Acerca del método predominante, según la muestra estudiada, el 71,87% intentó suicidarse por intoxicación por ingesta (medicamento o veneno), cabe preguntarse por qué eligen ese método. Se podría pensar que es porque es más accesible, en cuyo caso, hubieran debido coincidir el uso de veneno los adolescentes provenientes de zonas rurales y medicamentos los provenientes de zonas urbanas, pero no se han presentado esas coincidencias.
Gráfico 5: Métodos usados en el intento de suicidio
Spitz (1961), Bowlby (2009), Klein (1932), Winnicott (1980), Meltzer (1998) y Tustin (1992) coinciden en señalar que una deficiencia en la relación materna es el origen del trastocamiento de la autoconservación Sabemos que la ingesta remite a incorporación, a oralidad primaria en una etapa de indiferenciación yo- no yo, propio de los tiempos iniciales del desarrollo, aunque dicha indiferenciación puede persistir. Ese alimento que se incorpora asegura la supervivencia y queda ligado a la provisión de los cuidados primarios y estímulos. Mitigan la angustia de muerte y posibilitan la constitución de su propio psiquismo. Es posible comprender que, ante una situación que le provoca un dolor psíquico insoportable, se reactivan estas vivencias, volviendo la ira contra sí, por la misma zona corporal involucrada con la ingesta, pero no a través de la alimentación que permite la vida, sino a través de tóxicos que conducen a la muerte. Y teniendo presente lo que señala Scherzer (2005) y Fonagy (2000) al mismo tiempo que lo dirige contra sí mismo, también, en su fantasía, ataca a sus cuidadores primarios.
En la adolescencia, la autoagresión se vuelve una defensa ante sentimientos dolorosos e intolerables, cuya dinámica intrapsíquica puede manifestarse de diversas formas: autolesión, adicción, trastorno alimentario, descuido en el cuidado del cuerpo, intentos de suicidio y suicidio.

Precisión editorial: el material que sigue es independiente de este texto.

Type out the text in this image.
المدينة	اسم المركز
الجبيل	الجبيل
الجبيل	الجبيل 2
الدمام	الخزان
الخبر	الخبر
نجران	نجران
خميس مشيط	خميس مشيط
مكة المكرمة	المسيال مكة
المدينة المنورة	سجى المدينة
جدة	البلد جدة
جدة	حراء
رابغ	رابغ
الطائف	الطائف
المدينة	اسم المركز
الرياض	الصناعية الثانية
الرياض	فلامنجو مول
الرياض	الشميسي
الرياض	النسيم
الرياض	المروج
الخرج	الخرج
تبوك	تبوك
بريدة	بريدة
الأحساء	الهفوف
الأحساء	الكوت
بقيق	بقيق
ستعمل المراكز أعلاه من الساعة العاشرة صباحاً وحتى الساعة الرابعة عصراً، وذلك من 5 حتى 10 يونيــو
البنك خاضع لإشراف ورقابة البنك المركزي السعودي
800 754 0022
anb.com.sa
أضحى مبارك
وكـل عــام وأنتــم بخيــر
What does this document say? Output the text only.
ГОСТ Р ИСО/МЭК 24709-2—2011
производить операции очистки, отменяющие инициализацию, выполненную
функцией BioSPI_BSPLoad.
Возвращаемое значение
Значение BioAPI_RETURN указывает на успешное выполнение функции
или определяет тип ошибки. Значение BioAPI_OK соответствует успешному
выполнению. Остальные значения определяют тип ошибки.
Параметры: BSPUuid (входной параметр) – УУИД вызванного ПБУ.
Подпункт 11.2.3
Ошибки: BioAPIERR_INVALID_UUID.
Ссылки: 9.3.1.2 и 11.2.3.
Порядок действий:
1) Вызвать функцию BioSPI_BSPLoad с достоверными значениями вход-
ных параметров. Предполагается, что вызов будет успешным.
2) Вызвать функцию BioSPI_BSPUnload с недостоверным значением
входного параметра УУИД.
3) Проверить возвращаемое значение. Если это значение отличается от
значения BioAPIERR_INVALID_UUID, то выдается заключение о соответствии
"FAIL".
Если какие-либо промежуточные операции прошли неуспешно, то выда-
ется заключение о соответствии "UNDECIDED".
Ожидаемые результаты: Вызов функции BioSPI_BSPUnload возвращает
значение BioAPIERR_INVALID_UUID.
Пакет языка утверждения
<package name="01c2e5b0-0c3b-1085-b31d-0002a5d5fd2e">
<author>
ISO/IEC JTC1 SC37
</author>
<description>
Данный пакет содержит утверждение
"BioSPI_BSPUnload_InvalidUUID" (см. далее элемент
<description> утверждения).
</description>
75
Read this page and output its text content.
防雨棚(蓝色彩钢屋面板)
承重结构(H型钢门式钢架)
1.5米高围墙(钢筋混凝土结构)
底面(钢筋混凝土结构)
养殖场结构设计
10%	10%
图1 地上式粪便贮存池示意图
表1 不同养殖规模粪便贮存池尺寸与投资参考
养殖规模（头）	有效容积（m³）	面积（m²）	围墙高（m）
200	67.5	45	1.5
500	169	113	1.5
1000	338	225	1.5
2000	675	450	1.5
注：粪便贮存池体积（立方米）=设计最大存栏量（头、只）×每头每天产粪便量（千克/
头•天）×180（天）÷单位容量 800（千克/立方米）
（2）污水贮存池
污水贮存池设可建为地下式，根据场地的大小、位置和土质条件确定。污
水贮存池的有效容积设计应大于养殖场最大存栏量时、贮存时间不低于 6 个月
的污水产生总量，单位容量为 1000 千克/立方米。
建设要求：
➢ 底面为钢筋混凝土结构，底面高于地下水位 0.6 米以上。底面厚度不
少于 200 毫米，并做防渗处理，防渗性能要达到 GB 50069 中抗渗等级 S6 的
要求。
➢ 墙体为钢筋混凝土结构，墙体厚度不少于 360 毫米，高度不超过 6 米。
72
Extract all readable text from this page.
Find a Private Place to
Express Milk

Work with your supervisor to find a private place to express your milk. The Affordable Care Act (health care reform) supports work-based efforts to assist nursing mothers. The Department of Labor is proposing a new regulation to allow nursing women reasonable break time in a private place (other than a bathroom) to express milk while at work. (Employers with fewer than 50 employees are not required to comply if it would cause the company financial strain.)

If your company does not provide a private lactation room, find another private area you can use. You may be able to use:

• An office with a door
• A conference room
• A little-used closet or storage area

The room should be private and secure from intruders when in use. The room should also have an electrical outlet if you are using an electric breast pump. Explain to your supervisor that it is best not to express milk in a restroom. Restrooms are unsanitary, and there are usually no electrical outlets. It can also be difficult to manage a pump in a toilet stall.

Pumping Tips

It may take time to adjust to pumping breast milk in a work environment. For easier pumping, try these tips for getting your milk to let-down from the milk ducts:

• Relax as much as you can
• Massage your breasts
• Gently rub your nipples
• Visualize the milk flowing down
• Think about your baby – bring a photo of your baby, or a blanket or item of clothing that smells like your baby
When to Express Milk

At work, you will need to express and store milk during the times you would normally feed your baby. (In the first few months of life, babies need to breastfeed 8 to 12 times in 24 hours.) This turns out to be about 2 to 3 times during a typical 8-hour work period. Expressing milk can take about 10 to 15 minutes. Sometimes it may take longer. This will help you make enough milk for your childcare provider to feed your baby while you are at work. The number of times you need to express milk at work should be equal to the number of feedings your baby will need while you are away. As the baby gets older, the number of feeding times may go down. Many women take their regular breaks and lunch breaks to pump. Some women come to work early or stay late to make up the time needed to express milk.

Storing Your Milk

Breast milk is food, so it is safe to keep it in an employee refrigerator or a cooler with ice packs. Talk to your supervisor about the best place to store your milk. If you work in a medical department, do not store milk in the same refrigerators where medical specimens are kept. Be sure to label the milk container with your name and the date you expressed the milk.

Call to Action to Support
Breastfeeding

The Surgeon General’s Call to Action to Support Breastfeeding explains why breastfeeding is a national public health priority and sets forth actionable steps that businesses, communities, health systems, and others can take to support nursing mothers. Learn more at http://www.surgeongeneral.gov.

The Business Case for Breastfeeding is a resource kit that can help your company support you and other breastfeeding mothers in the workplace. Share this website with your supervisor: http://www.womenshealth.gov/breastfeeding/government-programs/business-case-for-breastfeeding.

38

Por todo ello, en el psicodiagnóstico de adolescentes deberá considerarse el riesgo suicida de rutina; con técnicas que permitan identificar la dinámica de su funcionamiento intrapsíquico, cuyo frágil equilibrio lo puede dejar vulnerable ante situaciones imprevisibles, asimismo, evaluar su entorno familiar, a través de la entrevista a los padres o cuidadores y la entrevista familiar diagnóstica.